Ingredientes para 8–10 porciones :
Para la base
200 g de galletas María o Digestive
80 g de mantequilla derretida
(Opcional) 1 cucharada de miel o un chorrito de licor de almendra
Para la crema de turrón
1 tableta (200 g) de turrón de Jijona
400 ml de nata para montar (mín. 35% MG)
250 ml de leche entera
100 g de azúcar (ajusta según lo dulce del turrón)
6 hojas de gelatina (o 10 g de gelatina en polvo)
3 yemas de huevo (opcional, para extra cremosidad)
1 cucharadita de extracto de vainilla
1 pizca de sal fina
Para decorar
Almendras laminadas tostadas
Virutas de chocolate blanco o turrón
Nata montada
Miel o caramelo líquido
Utensilios necesarios
Molde desmontable de 20–22 cm
Batidora o robot de cocina
Varillas eléctricas
Cazo pequeño
Espátula
Boles para mezcla
Papel vegetal

Receta paso a paso :
1. Preparar la base crujiente
Tritura las galletas hasta lograr una textura arenosa. Si no usas procesador, colócalas en una bolsa y aplástalas con un rodillo.
Mezcla las migas con la mantequilla derretida. Para un toque extra de sabor, añade miel o un chorrito de licor.
Forra el fondo del molde con papel vegetal y presiona la mezcla hasta formar una base compacta.
Refrigera durante 30 minutos para que quede firme antes de añadir la crema.
2. Elaborar la crema de turrón
Trocea el turrón y colócalo en un cazo con la leche y el azúcar.
Calienta a fuego medio-bajo, removiendo hasta que se derrita por completo y la mezcla quede uniforme.
Si vas a usar yemas, bátelas en un bol y agrégalas poco a poco mientras la mezcla aún está tibia. Evita que hierva para que no cuajen.
Añade la vainilla y la pizca de sal. Cocina unos minutos hasta que espese ligeramente.
Retira del fuego y deja templar mientras preparas la gelatina.
3. Incorporar la gelatina adecuadamente
Gelatina en hojas:
Sumérgelas en agua fría durante 5–7 minutos. Escúrrelas y añádelas a la mezcla caliente, removiendo hasta que se integren.
Gelatina en polvo:
Hidrátala en 3 cucharadas de agua fría, espera 10 minutos y derrítela al calor antes de incorporarla.
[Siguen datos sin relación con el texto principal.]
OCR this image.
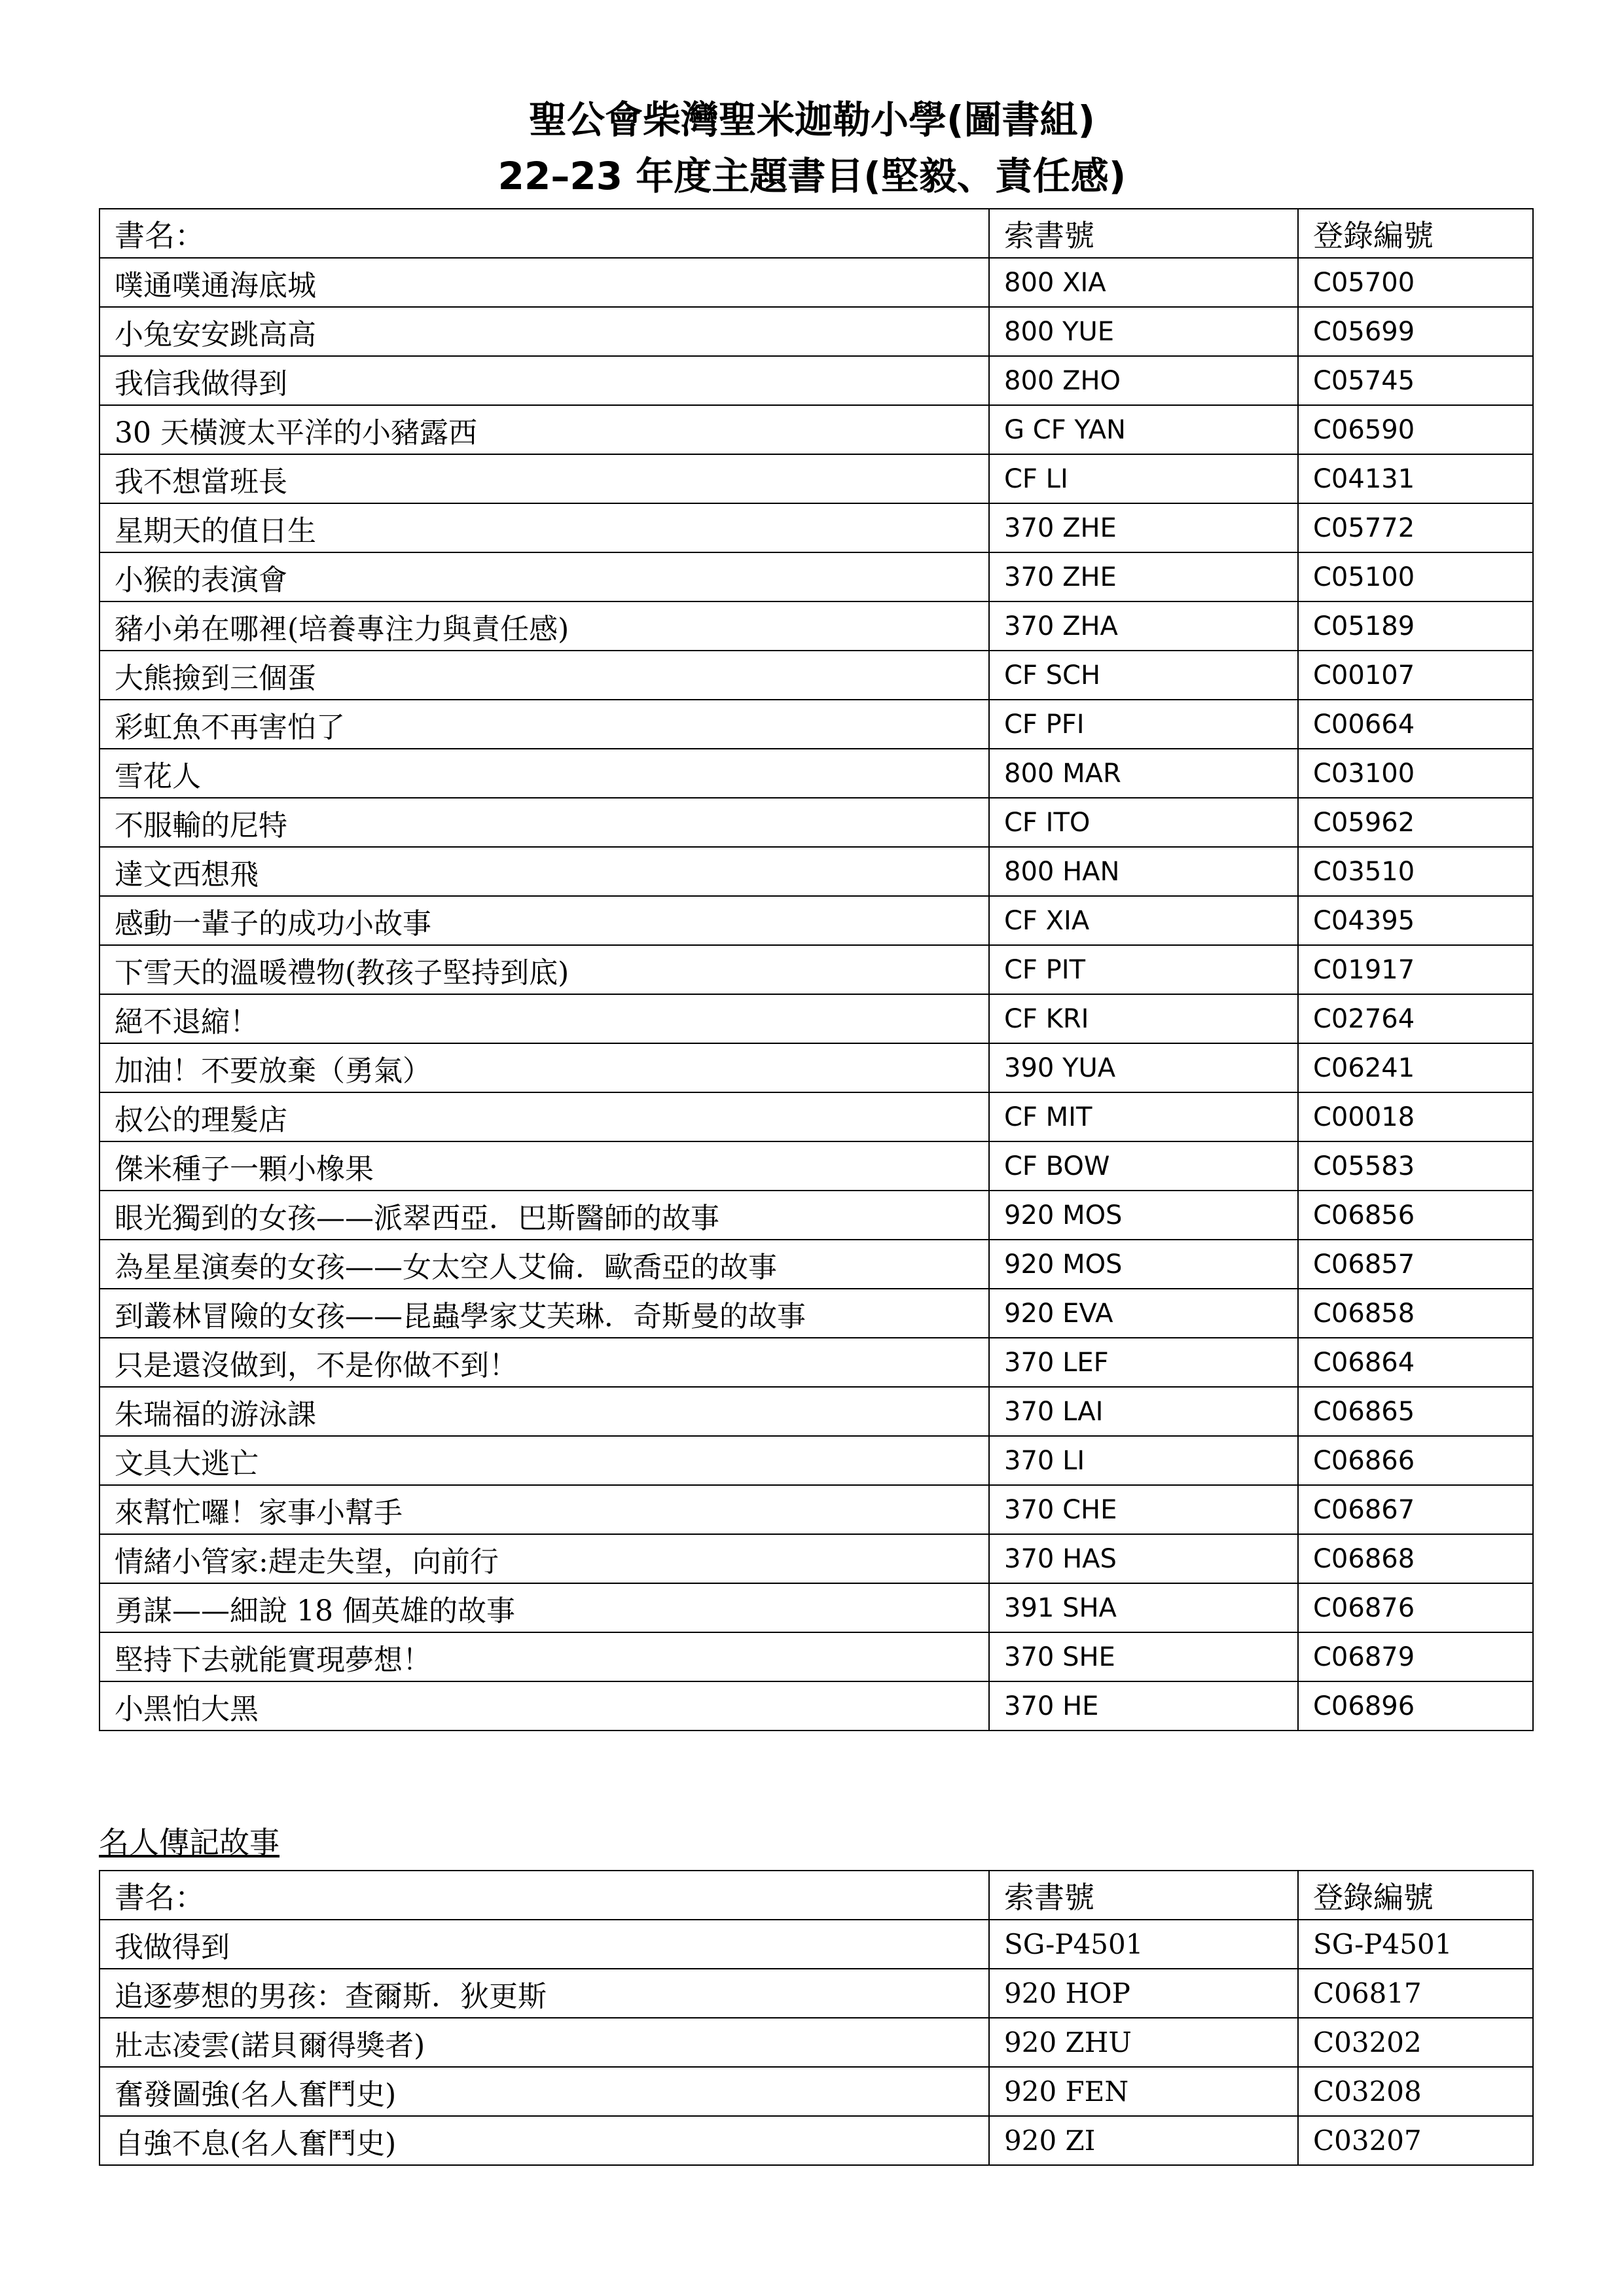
聖公會柴灣聖米迦勒小學(圖書組)
22–23 年度主題書目(堅毅、責任感)
書名：	索書號	登錄編號
噗通噗通海底城	800 XIA	C05700
小兔安安跳高高	800 YUE	C05699
我信我做得到	800 ZHO	C05745
30 天橫渡太平洋的小豬露西	G CF YAN	C06590
我不想當班長	CF LI	C04131
星期天的值日生	370 ZHE	C05772
小猴的表演會	370 ZHE	C05100
豬小弟在哪裡(培養專注力與責任感)	370 ZHA	C05189
大熊撿到三個蛋	CF SCH	C00107
彩虹魚不再害怕了	CF PFI	C00664
雪花人	800 MAR	C03100
不服輸的尼特	CF ITO	C05962
達文西想飛	800 HAN	C03510
感動一輩子的成功小故事	CF XIA	C04395
下雪天的溫暖禮物(教孩子堅持到底)	CF PIT	C01917
絕不退縮！	CF KRI	C02764
加油！不要放棄（勇氣）	390 YUA	C06241
叔公的理髮店	CF MIT	C00018
傑米種子一顆小橡果	CF BOW	C05583
眼光獨到的女孩——派翠西亞．巴斯醫師的故事	920 MOS	C06856
為星星演奏的女孩——女太空人艾倫．歐喬亞的故事	920 MOS	C06857
到叢林冒險的女孩——昆蟲學家艾芙琳．奇斯曼的故事	920 EVA	C06858
只是還沒做到，不是你做不到！	370 LEF	C06864
朱瑞福的游泳課	370 LAI	C06865
文具大逃亡	370 LI	C06866
來幫忙囉！家事小幫手	370 CHE	C06867
情緒小管家:趕走失望，向前行	370 HAS	C06868
勇謀——細說 18 個英雄的故事	391 SHA	C06876
堅持下去就能實現夢想！	370 SHE	C06879
小黑怕大黑	370 HE	C06896
名人傳記故事
書名：	索書號	登錄編號
我做得到	SG-P4501	SG-P4501
追逐夢想的男孩：查爾斯．狄更斯	920 HOP	C06817
壯志凌雲(諾貝爾得獎者)	920 ZHU	C03202
奮發圖強(名人奮鬥史)	920 FEN	C03208
自強不息(名人奮鬥史)	920 ZI	C03207
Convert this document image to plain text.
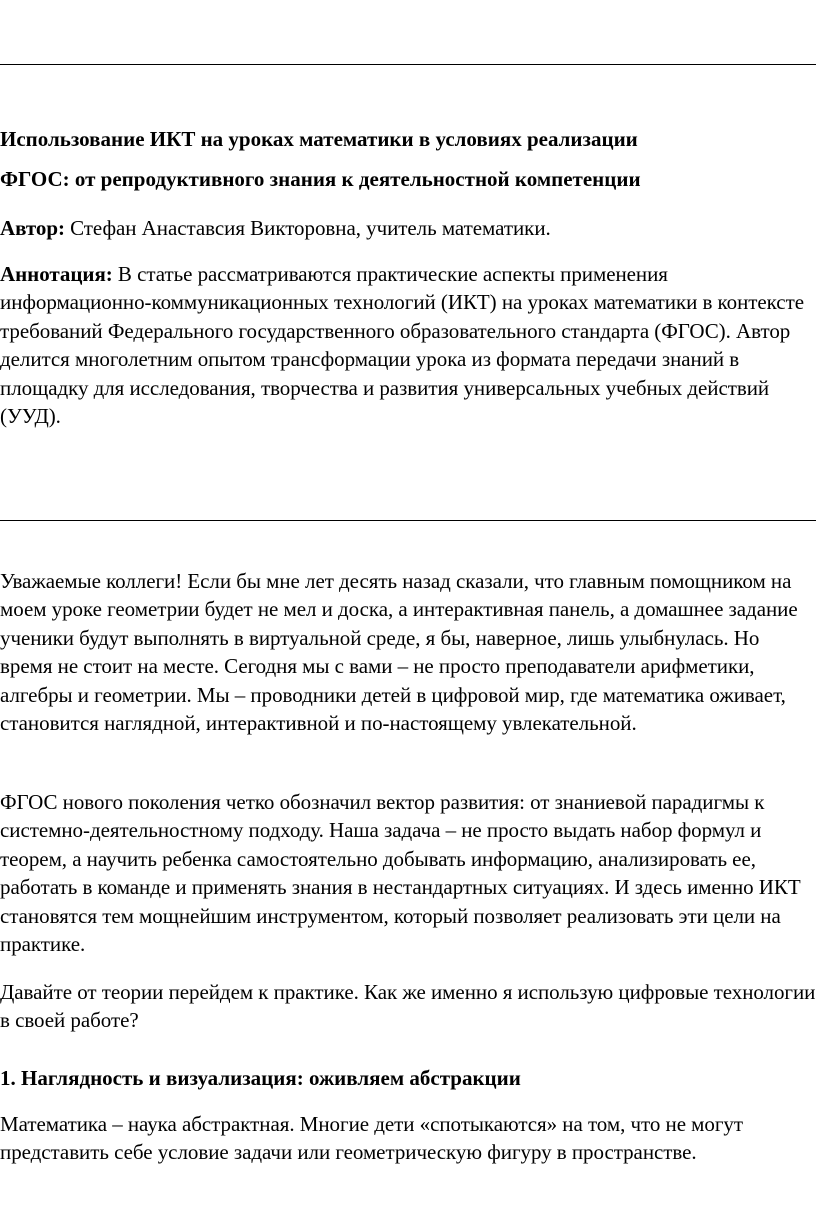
Использование ИКТ на уроках математики в условиях реализации
ФГОС: от репродуктивного знания к деятельностной компетенции

Автор: Стефан Анаставсия Викторовна, учитель математики.

Аннотация: В статье рассматриваются практические аспекты применения информационно-коммуникационных технологий (ИКТ) на уроках математики в контексте требований Федерального государственного образовательного стандарта (ФГОС). Автор делится многолетним опытом трансформации урока из формата передачи знаний в площадку для исследования, творчества и развития универсальных учебных действий (УУД).

Уважаемые коллеги! Если бы мне лет десять назад сказали, что главным помощником на моем уроке геометрии будет не мел и доска, а интерактивная панель, а домашнее задание ученики будут выполнять в виртуальной среде, я бы, наверное, лишь улыбнулась. Но время не стоит на месте. Сегодня мы с вами – не просто преподаватели арифметики, алгебры и геометрии. Мы – проводники детей в цифровой мир, где математика оживает, становится наглядной, интерактивной и по-настоящему увлекательной.

ФГОС нового поколения четко обозначил вектор развития: от знаниевой парадигмы к системно-деятельностному подходу. Наша задача – не просто выдать набор формул и теорем, а научить ребенка самостоятельно добывать информацию, анализировать ее, работать в команде и применять знания в нестандартных ситуациях. И здесь именно ИКТ становятся тем мощнейшим инструментом, который позволяет реализовать эти цели на практике.

Давайте от теории перейдем к практике. Как же именно я использую цифровые технологии в своей работе?

1. Наглядность и визуализация: оживляем абстракции

Математика – наука абстрактная. Многие дети «спотыкаются» на том, что не могут представить себе условие задачи или геометрическую фигуру в пространстве.
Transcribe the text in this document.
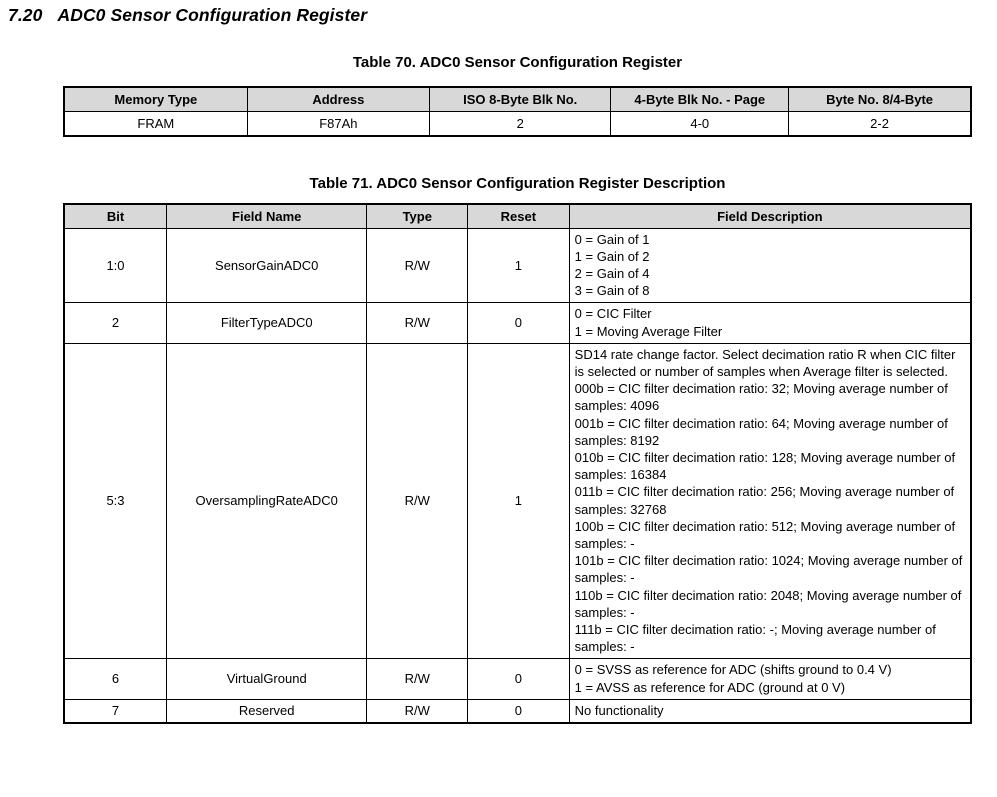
7.20 ADC0 Sensor Configuration Register
Table 70. ADC0 Sensor Configuration Register
Memory Type	Address	ISO 8-Byte Blk No.	4-Byte Blk No. - Page	Byte No. 8/4-Byte
FRAM	F87Ah	2	4-0	2-2
Table 71. ADC0 Sensor Configuration Register Description
Bit	Field Name	Type	Reset	Field Description
1:0	SensorGainADC0	R/W	1	0 = Gain of 1
1 = Gain of 2
2 = Gain of 4
3 = Gain of 8

2	FilterTypeADC0	R/W	0	0 = CIC Filter
1 = Moving Average Filter

5:3	OversamplingRateADC0	R/W	1	
SD14 rate change factor. Select decimation ratio R when CIC filter is selected or number of samples when Average filter is selected.
000b = CIC filter decimation ratio: 32; Moving average number of samples: 4096
001b = CIC filter decimation ratio: 64; Moving average number of samples: 8192
010b = CIC filter decimation ratio: 128; Moving average number of samples: 16384
011b = CIC filter decimation ratio: 256; Moving average number of samples: 32768
100b = CIC filter decimation ratio: 512; Moving average number of samples: -
101b = CIC filter decimation ratio: 1024; Moving average number of samples: -
110b = CIC filter decimation ratio: 2048; Moving average number of samples: -
111b = CIC filter decimation ratio: -; Moving average number of samples: -

6	VirtualGround	R/W	0	0 = SVSS as reference for ADC (shifts ground to 0.4 V)
1 = AVSS as reference for ADC (ground at 0 V)

7	Reserved	R/W	0	No functionality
Deja que la crema enfríe a temperatura ambiente. Debe estar tibia, nunca caliente, para que la nata montada no pierda aire después.

4. Montar la nata correctamente
Coloca la nata muy fría en un bol grande.
Bate hasta obtener una consistencia semimontada: cremosa pero no rígida.
Cuando la mezcla de turrón esté tibia, incorpora la nata poco a poco con movimientos envolventes para mantener la textura aireada.
5. Montaje final del semifrío
Saca el molde con la base ya firme.
Vierte la crema de turrón sobre la base y alisa la superficie.
Cubre con film transparente.
Refrigera mínimo 6 horas, idealmente toda la noche. Para una versión tipo helado, congélalo 3–4 horas y déjalo reposar 20 minutos antes de servir.